Os discos eram levados “de jipe a Florença”, e, de lá, enviados a Roma pelo malote do Exército Americano, de onde eram “irradiados” para Londres. Nos estúdios da BBC, as reportagens eram gravadas em acetato e transmitidas ao longo da programação do Serviço Brasileiro.
Ele era auxiliado por Douglas Farley, um engenheiro de som da BBC, que operava o aparelho e a unidade móvel de gravação.
Além de gravar reportagens, Hallawell enviava crônicas – pelo telex do Exército Americano – que eram lidas por locutores em Londres. Muitas vezes, ele enviava crônicas escritas pelos correspondentes dos jornais brasileiros na Itália, entre eles Rubem Braga e Joel Silveira.
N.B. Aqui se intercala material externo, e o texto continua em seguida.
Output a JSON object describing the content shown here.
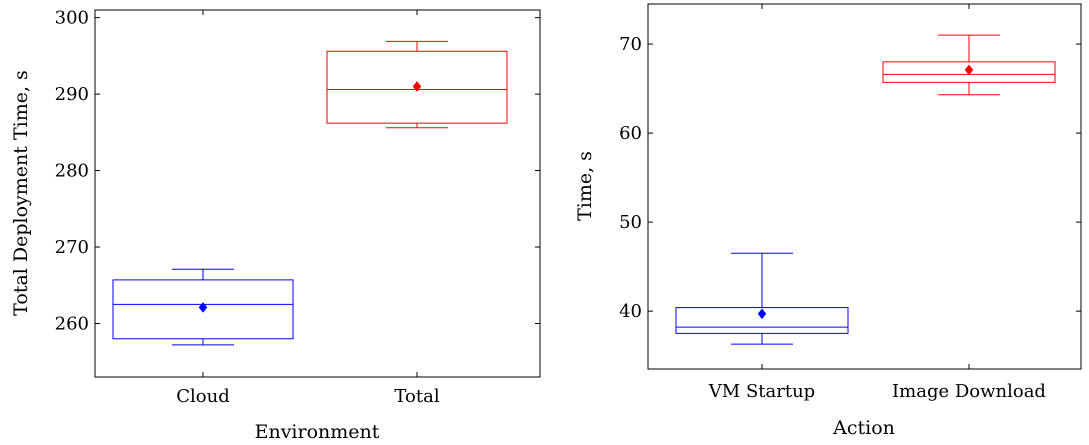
{
  "chart_data": [
    {
      "type": "box",
      "xlabel": "Environment",
      "ylabel": "Total Deployment Time, s",
      "ylim": [
        253,
        301
      ],
      "yticks": [
        260,
        270,
        280,
        290,
        300
      ],
      "categories": [
        "Cloud",
        "Total"
      ],
      "boxes": [
        {
          "category": "Cloud",
          "color": "#0000ff",
          "whisker_low": 257.2,
          "q1": 258.0,
          "median": 262.5,
          "q3": 265.7,
          "whisker_high": 267.1,
          "mean": 262.1
        },
        {
          "category": "Total",
          "color": "#ff0000",
          "whisker_low": 285.6,
          "q1": 286.2,
          "median": 290.6,
          "q3": 295.6,
          "whisker_high": 296.9,
          "mean": 291.0
        }
      ],
      "grid": false
    },
    {
      "type": "box",
      "xlabel": "Action",
      "ylabel": "Time, s",
      "ylim": [
        33.5,
        74.5
      ],
      "yticks": [
        40,
        50,
        60,
        70
      ],
      "categories": [
        "VM Startup",
        "Image Download"
      ],
      "boxes": [
        {
          "category": "VM Startup",
          "color": "#0000ff",
          "whisker_low": 36.3,
          "q1": 37.5,
          "median": 38.2,
          "q3": 40.4,
          "whisker_high": 46.5,
          "mean": 39.7
        },
        {
          "category": "Image Download",
          "color": "#ff0000",
          "whisker_low": 64.3,
          "q1": 65.7,
          "median": 66.6,
          "q3": 68.0,
          "whisker_high": 71.0,
          "mean": 67.1
        }
      ],
      "grid": false
    }
  ]
}
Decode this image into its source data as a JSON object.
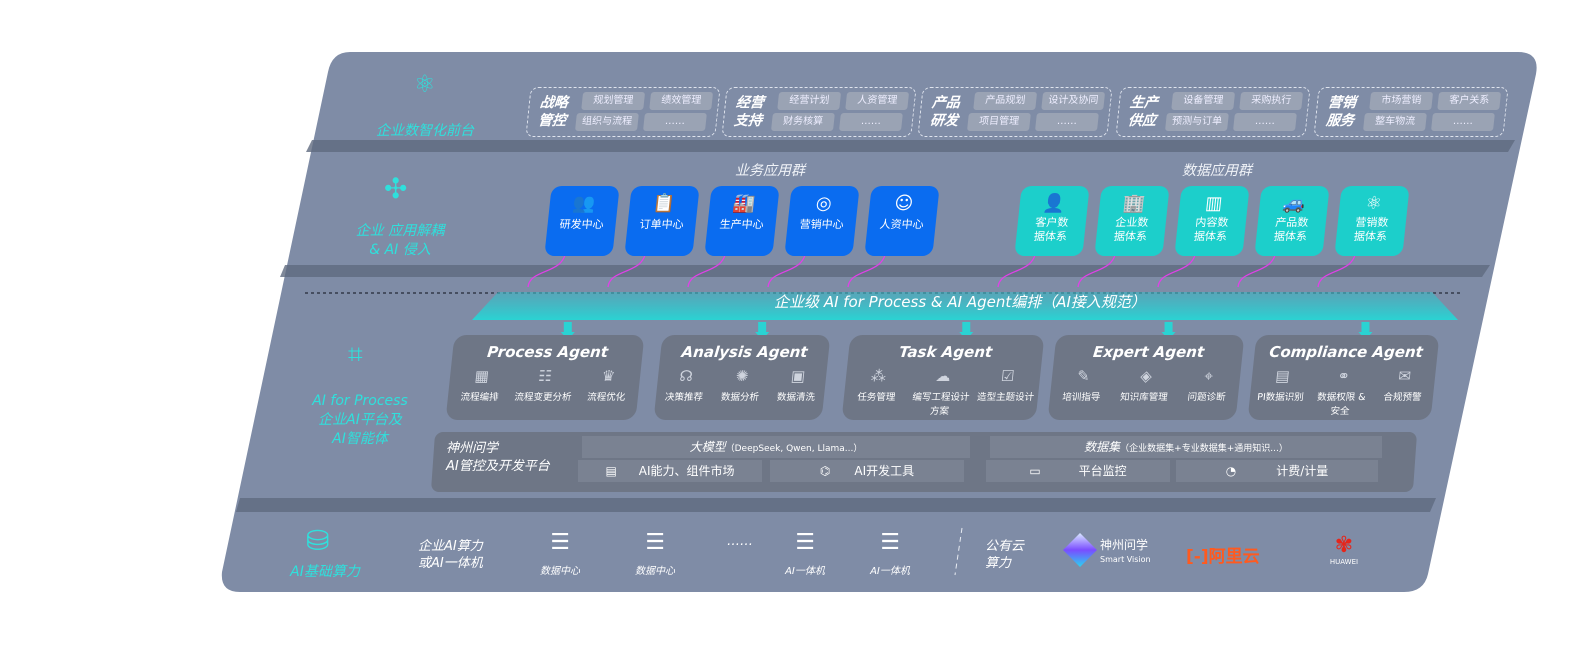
{
  "colors": {
    "panel": "#7f8ca6",
    "accent_teal": "#2fe0dc",
    "business_blue": "#0a6cf0",
    "data_teal": "#1ccfcb",
    "arrow_magenta": "#e040e8",
    "aliyun": "#ff5a1f",
    "huawei": "#e5261b"
  },
  "layers": {
    "frontend": {
      "label": "企业数智化前台",
      "icon": "brain-icon",
      "groups": [
        {
          "title": "战略管控",
          "items": [
            "规划管理",
            "绩效管理",
            "组织与流程",
            "……"
          ]
        },
        {
          "title": "经营支持",
          "items": [
            "经营计划",
            "人资管理",
            "财务核算",
            "……"
          ]
        },
        {
          "title": "产品研发",
          "items": [
            "产品规划",
            "设计及协同",
            "项目管理",
            "……"
          ]
        },
        {
          "title": "生产供应",
          "items": [
            "设备管理",
            "采购执行",
            "预测与订单",
            "……"
          ]
        },
        {
          "title": "营销服务",
          "items": [
            "市场营销",
            "客户关系",
            "整车物流",
            "……"
          ]
        }
      ]
    },
    "apps": {
      "label_line1": "企业 应用解耦",
      "label_line2": "& AI 侵入",
      "icon": "molecule-icon",
      "business_title": "业务应用群",
      "data_title": "数据应用群",
      "business": [
        {
          "label": "研发中心",
          "icon": "team-icon"
        },
        {
          "label": "订单中心",
          "icon": "clipboard-icon"
        },
        {
          "label": "生产中心",
          "icon": "factory-icon"
        },
        {
          "label": "营销中心",
          "icon": "target-icon"
        },
        {
          "label": "人资中心",
          "icon": "person-icon"
        }
      ],
      "data": [
        {
          "label": "客户数据体系",
          "icon": "user-icon"
        },
        {
          "label": "企业数据体系",
          "icon": "building-icon"
        },
        {
          "label": "内容数据体系",
          "icon": "books-icon"
        },
        {
          "label": "产品数据体系",
          "icon": "car-icon"
        },
        {
          "label": "营销数据体系",
          "icon": "atom-icon"
        }
      ]
    },
    "ai": {
      "label_line1": "AI for Process",
      "label_line2": "企业AI平台及",
      "label_line3": "AI智能体",
      "icon": "face-scan-icon",
      "orchestration": "企业级 AI for Process & AI Agent编排（AI接入规范）",
      "agents": [
        {
          "title": "Process Agent",
          "items": [
            "流程编排",
            "流程变更分析",
            "流程优化"
          ]
        },
        {
          "title": "Analysis Agent",
          "items": [
            "决策推荐",
            "数据分析",
            "数据清洗"
          ]
        },
        {
          "title": "Task Agent",
          "items": [
            "任务管理",
            "编写工程设计方案",
            "造型主题设计"
          ]
        },
        {
          "title": "Expert Agent",
          "items": [
            "培训指导",
            "知识库管理",
            "问题诊断"
          ]
        },
        {
          "title": "Compliance Agent",
          "items": [
            "PI数据识别",
            "数据权限 & 安全",
            "合规预警"
          ]
        }
      ],
      "platform": {
        "name_line1": "神州问学",
        "name_line2": "AI管控及开发平台",
        "model_title": "大模型",
        "model_note": "（DeepSeek, Qwen, Llama...）",
        "dataset_title": "数据集",
        "dataset_note": "（企业数据集+专业数据集+通用知识...）",
        "tools": [
          "AI能力、组件市场",
          "AI开发工具",
          "平台监控",
          "计费/计量"
        ]
      }
    },
    "compute": {
      "label": "AI基础算力",
      "icon": "database-icon",
      "enterprise_label_line1": "企业AI算力",
      "enterprise_label_line2": "或AI一体机",
      "resources": [
        "数据中心",
        "数据中心",
        "……",
        "AI一体机",
        "AI一体机"
      ],
      "public_label_line1": "公有云",
      "public_label_line2": "算力",
      "providers": {
        "sv_name": "神州问学",
        "sv_sub": "Smart Vision",
        "aliyun": "阿里云",
        "huawei": "HUAWEI"
      }
    }
  }
}
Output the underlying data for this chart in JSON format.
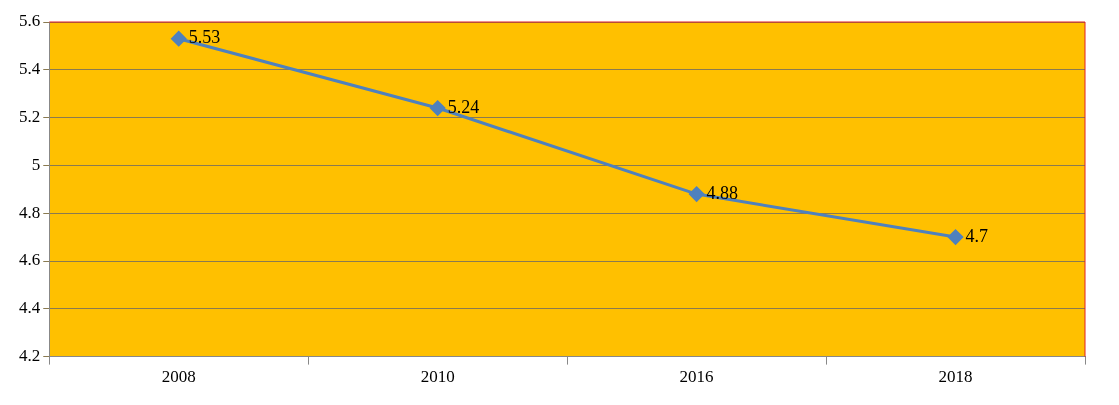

Após a guerra, Hallawell voltou ao Brasil, onde foi gerente de uma fabricante inglesa de locomotivas. Ele morreu em 2004, em Petrópolis.
Nos poucos meses em que praticou jornalismo, conseguiu registrar uma visão única dos pracinhas em um momento marcante da história do país.
“É um material de enorme valor não apenas para a história do Jornalismo, como também para a história do Brasil. Ao longo de 2018, outros tesouros deste arquivo único serão divulgados para o público”, diz Silvia Salek, diretora de redação da BBC Brasil.